三十六人家集・解説

三十六歌仙のそれぞれの家集の集大成。伝本のなかでは、1112年(天永3)ころの書写と推定される『本願寺本三十六人集』が、三十六人家集としてほぼ完全な姿で伝存する唯一、最古のもので、本願寺証如上人(しょうにょしょうにん)の『天文(てんぶん)日記』(天文18年〈1549〉正月20日条)には、後奈良(ごなら)天皇から下賜されたものと記されている。これは1896年(明治29)歌人で古筆研究家の大口周魚(しゅうぎょ)が京都・西本願寺の庫裡(くり)で発見し、学界に大きな衝撃を与えた。

平安末期書写の原本三十二家集34帖(じょう)と、後世の補写本四家集5帖の計39帖からなる粘葉装(でっちょうそう)の冊子本。いずれも優れた美しい筆跡で、原本の書風は20人の手に分かれる。

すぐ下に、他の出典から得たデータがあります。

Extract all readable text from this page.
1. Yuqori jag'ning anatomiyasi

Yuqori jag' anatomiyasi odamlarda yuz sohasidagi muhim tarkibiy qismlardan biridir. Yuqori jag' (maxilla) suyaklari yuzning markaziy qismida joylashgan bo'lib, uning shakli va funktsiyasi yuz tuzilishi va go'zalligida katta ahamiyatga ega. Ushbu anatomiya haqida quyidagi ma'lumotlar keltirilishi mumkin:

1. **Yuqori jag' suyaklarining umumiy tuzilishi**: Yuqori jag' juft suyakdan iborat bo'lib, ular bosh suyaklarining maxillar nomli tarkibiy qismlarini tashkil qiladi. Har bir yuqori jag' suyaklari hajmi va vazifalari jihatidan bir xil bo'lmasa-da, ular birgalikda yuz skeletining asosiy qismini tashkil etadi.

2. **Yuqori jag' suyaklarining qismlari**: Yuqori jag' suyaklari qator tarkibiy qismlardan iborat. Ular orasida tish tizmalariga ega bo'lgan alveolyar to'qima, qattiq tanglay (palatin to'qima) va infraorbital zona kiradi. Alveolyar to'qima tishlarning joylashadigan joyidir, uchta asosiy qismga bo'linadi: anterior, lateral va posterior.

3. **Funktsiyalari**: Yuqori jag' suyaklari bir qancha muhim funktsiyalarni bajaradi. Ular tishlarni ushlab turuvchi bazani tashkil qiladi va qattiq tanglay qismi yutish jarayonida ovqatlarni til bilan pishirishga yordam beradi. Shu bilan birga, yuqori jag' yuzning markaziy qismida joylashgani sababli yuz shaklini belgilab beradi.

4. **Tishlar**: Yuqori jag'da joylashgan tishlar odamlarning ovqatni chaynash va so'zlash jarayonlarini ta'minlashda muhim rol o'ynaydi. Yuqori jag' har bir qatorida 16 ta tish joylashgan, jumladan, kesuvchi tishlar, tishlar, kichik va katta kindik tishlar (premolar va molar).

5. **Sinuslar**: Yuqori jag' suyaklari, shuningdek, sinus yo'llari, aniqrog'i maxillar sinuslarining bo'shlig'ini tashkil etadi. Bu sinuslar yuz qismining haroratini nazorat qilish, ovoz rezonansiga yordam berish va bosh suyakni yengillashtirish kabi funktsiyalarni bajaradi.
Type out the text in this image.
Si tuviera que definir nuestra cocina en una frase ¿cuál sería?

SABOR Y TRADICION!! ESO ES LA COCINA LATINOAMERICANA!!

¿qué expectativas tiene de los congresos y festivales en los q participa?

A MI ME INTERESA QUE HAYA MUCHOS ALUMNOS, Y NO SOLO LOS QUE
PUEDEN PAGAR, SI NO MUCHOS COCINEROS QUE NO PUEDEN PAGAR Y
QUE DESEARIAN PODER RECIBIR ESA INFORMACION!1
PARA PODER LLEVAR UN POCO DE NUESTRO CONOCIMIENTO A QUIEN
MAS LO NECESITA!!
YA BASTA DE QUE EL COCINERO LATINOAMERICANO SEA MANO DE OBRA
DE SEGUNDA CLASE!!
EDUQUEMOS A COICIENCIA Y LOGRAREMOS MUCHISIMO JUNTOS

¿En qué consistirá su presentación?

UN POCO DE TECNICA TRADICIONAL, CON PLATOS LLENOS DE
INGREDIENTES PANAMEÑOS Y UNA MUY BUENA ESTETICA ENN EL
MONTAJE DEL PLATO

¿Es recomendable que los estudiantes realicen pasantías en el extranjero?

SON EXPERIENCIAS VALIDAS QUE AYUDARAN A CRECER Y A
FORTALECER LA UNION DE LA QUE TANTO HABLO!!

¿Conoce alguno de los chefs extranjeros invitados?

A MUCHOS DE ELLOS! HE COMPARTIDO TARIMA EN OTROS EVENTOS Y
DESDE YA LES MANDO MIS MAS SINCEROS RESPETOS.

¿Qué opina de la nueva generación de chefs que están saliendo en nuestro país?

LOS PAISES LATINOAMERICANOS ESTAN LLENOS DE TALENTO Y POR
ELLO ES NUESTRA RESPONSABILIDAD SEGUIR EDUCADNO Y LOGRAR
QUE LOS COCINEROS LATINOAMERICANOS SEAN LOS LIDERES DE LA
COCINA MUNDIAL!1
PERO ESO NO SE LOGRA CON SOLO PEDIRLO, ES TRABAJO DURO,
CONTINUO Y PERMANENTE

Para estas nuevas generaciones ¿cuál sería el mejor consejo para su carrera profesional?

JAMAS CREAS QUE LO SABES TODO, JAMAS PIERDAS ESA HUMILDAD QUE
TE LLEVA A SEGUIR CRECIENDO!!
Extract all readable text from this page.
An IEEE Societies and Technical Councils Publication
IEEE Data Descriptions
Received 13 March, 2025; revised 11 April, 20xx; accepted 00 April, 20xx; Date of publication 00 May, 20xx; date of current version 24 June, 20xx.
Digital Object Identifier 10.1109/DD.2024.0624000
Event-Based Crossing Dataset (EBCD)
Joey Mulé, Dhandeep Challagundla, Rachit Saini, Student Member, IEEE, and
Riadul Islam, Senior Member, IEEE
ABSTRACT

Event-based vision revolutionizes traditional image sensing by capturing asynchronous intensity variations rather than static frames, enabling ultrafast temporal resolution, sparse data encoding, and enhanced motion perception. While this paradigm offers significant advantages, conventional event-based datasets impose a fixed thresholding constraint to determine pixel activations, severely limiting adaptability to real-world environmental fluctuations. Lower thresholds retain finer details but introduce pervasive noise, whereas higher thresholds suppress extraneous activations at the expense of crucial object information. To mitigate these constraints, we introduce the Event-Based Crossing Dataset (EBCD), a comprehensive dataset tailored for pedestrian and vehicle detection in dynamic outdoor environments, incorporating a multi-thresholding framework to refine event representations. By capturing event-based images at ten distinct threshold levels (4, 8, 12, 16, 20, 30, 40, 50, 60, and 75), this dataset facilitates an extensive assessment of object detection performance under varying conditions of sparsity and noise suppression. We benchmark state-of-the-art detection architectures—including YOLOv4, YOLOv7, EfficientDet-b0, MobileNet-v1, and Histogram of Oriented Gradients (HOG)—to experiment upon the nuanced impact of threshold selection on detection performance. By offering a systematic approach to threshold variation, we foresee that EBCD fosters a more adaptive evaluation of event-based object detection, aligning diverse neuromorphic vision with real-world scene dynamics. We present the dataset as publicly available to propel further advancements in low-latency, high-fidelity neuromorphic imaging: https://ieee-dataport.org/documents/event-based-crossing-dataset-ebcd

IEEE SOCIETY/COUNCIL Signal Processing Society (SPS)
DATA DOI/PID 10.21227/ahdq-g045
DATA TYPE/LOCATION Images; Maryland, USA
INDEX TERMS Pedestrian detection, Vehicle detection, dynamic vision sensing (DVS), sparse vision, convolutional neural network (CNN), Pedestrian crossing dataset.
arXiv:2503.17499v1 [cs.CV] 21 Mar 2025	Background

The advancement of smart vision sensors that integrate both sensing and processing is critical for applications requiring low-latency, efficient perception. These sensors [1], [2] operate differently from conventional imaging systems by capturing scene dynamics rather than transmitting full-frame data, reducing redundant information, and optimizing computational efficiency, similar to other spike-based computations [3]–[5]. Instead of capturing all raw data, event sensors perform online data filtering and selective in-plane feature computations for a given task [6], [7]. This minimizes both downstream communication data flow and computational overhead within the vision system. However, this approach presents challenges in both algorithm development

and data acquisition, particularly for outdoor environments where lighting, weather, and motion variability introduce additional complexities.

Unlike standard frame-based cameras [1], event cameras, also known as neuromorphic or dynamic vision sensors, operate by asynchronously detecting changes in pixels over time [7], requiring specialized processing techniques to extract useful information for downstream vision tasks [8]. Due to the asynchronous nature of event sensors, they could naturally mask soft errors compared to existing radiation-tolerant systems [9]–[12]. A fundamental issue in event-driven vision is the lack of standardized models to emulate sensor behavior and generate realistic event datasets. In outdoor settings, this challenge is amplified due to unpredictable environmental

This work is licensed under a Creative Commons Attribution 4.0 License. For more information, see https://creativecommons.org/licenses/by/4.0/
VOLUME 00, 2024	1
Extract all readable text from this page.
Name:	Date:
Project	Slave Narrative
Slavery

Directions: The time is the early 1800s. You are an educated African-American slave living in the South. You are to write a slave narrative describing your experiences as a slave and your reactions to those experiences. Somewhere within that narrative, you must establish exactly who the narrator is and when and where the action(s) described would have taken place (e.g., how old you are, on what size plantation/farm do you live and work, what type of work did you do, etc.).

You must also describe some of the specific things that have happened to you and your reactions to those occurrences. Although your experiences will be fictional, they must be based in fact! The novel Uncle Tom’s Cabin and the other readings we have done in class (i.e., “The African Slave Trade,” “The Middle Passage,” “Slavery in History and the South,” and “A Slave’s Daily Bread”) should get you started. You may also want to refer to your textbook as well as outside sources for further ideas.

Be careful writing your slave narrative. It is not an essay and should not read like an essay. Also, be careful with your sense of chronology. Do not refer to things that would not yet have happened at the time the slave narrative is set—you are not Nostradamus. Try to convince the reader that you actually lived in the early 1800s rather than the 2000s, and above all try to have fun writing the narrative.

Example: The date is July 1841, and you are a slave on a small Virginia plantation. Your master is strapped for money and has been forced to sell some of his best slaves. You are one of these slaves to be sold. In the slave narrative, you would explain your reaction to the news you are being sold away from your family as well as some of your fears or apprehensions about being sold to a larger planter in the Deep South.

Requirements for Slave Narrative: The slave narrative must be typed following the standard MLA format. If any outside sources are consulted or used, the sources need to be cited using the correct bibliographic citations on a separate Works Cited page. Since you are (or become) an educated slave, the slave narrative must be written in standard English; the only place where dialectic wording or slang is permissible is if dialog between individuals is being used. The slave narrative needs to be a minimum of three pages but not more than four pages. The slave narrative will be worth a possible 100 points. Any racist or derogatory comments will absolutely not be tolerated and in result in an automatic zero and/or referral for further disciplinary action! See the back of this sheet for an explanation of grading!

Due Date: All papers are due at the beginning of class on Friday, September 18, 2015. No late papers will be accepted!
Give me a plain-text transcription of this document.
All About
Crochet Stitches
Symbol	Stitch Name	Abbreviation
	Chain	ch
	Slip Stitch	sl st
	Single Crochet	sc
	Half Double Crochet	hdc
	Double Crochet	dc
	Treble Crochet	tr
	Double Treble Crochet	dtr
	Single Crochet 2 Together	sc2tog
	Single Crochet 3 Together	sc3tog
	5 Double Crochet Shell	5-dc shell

そのうち「人麿(ひとまろ)集」(早くに逸脱)、「貫之(つらゆき)集上」は藤原定実(さだざね)(1077ころ-1119ころ)、「貫之集下」「中務(なかつかさ)集」「順(したごう)集」はその子定信(1088-1156)、「躬恒(みつね)集」が承香殿女御(じょうきょうでんのにょうご)道子(1042-1132)の筆と推定されるが、そのほかの筆者は不詳である。これらのさまざまに趣向を凝らした華麗な料紙は、平安後期の美術資料としても注目に値する。唐紙(からかみ)、色紙(いろがみ)の交用、金銀の効果、下絵の加飾のほか、ことに、切り継ぎ、破り継ぎ、重ね継ぎの継紙(つぎがみ)の技巧は、他に比類のない画期的なもので、まさに装飾料紙の宝庫といえる。また、1929年(昭和4)に切断分割された「伊勢(いせ)集」および「貫之集下」の断簡は「石山切(いしやまぎれ)」として広く知られている。